Australian research has shown that a 60-minute reading task on a smartphone results in increased eyestrain symptoms and that people are more likely to hold the smartphone closer to their eyes at the end of the hour.
People who took part in the hour-long reading task reported tired, uncomfortable eyes and blur as the most significant symptoms to occur after reading on a phone for 60 minutes.
The problem is that participants naturally started to hold the phone closer to their eyes in response to visual stress, which is a self-defeating strategy. This is because the shorter viewing distance further increases the strain.

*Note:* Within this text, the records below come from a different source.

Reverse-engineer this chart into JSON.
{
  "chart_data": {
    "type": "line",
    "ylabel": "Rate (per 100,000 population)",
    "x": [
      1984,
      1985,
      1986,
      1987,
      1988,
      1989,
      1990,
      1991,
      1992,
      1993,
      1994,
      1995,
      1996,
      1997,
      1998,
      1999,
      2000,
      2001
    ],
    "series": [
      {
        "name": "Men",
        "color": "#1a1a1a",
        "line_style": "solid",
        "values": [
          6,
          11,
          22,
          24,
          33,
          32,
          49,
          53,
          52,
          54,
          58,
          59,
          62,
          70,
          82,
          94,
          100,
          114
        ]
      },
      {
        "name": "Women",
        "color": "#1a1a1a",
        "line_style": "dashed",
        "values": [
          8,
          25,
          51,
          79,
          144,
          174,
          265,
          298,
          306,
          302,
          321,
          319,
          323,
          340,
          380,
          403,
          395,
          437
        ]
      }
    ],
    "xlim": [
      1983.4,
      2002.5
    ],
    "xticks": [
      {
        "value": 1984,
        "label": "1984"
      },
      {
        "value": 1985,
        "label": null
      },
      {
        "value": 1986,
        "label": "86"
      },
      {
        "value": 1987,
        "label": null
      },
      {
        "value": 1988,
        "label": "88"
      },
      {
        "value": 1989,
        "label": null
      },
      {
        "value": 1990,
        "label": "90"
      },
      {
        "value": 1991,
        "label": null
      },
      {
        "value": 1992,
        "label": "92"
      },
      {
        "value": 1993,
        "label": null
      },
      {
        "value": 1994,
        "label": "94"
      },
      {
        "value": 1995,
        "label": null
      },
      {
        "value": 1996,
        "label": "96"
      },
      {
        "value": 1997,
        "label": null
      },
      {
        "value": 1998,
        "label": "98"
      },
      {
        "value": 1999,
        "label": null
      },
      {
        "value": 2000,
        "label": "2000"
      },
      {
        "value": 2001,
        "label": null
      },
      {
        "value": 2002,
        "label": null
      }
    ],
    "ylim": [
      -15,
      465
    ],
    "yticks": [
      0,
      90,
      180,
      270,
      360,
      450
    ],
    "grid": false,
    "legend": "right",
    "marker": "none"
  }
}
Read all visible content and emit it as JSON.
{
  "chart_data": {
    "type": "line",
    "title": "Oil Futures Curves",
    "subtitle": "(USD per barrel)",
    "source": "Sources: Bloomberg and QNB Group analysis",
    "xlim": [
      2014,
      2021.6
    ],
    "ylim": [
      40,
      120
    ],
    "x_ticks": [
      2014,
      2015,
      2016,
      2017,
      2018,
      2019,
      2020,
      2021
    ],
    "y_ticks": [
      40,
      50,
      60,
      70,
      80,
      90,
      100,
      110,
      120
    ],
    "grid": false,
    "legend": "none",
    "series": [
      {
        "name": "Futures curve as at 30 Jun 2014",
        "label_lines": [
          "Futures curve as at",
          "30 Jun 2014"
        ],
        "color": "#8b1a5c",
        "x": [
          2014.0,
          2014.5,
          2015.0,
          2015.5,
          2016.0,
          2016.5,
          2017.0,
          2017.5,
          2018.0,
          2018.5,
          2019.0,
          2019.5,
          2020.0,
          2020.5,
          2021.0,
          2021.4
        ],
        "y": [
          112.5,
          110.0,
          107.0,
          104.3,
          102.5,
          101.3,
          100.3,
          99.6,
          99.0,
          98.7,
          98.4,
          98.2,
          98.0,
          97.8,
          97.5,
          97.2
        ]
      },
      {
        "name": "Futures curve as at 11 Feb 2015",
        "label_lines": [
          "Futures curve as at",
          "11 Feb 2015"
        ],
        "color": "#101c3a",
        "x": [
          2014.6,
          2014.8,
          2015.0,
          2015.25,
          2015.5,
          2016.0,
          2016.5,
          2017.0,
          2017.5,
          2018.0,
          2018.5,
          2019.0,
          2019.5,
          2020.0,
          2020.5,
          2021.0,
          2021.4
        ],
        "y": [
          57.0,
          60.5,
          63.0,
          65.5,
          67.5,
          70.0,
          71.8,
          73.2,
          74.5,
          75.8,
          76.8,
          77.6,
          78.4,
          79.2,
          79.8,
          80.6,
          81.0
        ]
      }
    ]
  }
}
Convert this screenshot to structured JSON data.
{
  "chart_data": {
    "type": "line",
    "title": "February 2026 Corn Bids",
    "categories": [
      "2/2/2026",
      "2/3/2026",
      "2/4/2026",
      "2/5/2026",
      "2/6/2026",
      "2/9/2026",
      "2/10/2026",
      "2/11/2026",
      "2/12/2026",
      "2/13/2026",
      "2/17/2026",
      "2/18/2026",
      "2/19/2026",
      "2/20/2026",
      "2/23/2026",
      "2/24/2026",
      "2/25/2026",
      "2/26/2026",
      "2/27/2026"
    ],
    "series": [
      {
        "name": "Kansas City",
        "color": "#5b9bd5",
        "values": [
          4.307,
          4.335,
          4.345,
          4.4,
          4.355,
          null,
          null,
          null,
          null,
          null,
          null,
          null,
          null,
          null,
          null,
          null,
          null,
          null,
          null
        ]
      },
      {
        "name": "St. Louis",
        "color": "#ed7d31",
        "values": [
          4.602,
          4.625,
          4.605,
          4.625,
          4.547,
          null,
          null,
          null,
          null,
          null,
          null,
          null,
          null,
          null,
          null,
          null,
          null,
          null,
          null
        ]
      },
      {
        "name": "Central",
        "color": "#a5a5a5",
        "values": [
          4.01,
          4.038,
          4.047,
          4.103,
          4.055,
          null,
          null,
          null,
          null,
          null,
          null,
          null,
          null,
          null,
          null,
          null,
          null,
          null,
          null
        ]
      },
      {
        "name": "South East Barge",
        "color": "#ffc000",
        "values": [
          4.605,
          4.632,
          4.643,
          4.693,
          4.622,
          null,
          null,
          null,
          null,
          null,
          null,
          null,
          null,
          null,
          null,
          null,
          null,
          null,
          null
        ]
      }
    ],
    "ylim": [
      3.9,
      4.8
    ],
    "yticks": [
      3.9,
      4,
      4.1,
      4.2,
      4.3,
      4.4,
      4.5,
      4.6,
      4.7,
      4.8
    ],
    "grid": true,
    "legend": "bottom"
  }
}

“We observed our subjects holding the smartphone at very close working distances,” said Dr. Jennifer Long, one of the vision researchers who conducted the study from the University of New South Wales.
“This is not uncommon: you can see this if you watch people in workplaces and in the street. We showed that reading from the smartphone at a close viewing distance correlates with an increase in visual symptoms,” she said.
“At this stage, our research has not established what the time limit should be for reading on smartphones. There is other research already published for desktop computers, showing a link between visual symptoms and 30 minutes of computer use, but we don’t know if this also applies to smartphones.”
To minimise eye strain when using digital devices, we recommend taking regular breaks using the 20/20/20 rule: every 20 minutes, shift your eyes to look at an object at least 20 feet (six metres) away, for at least 20 seconds.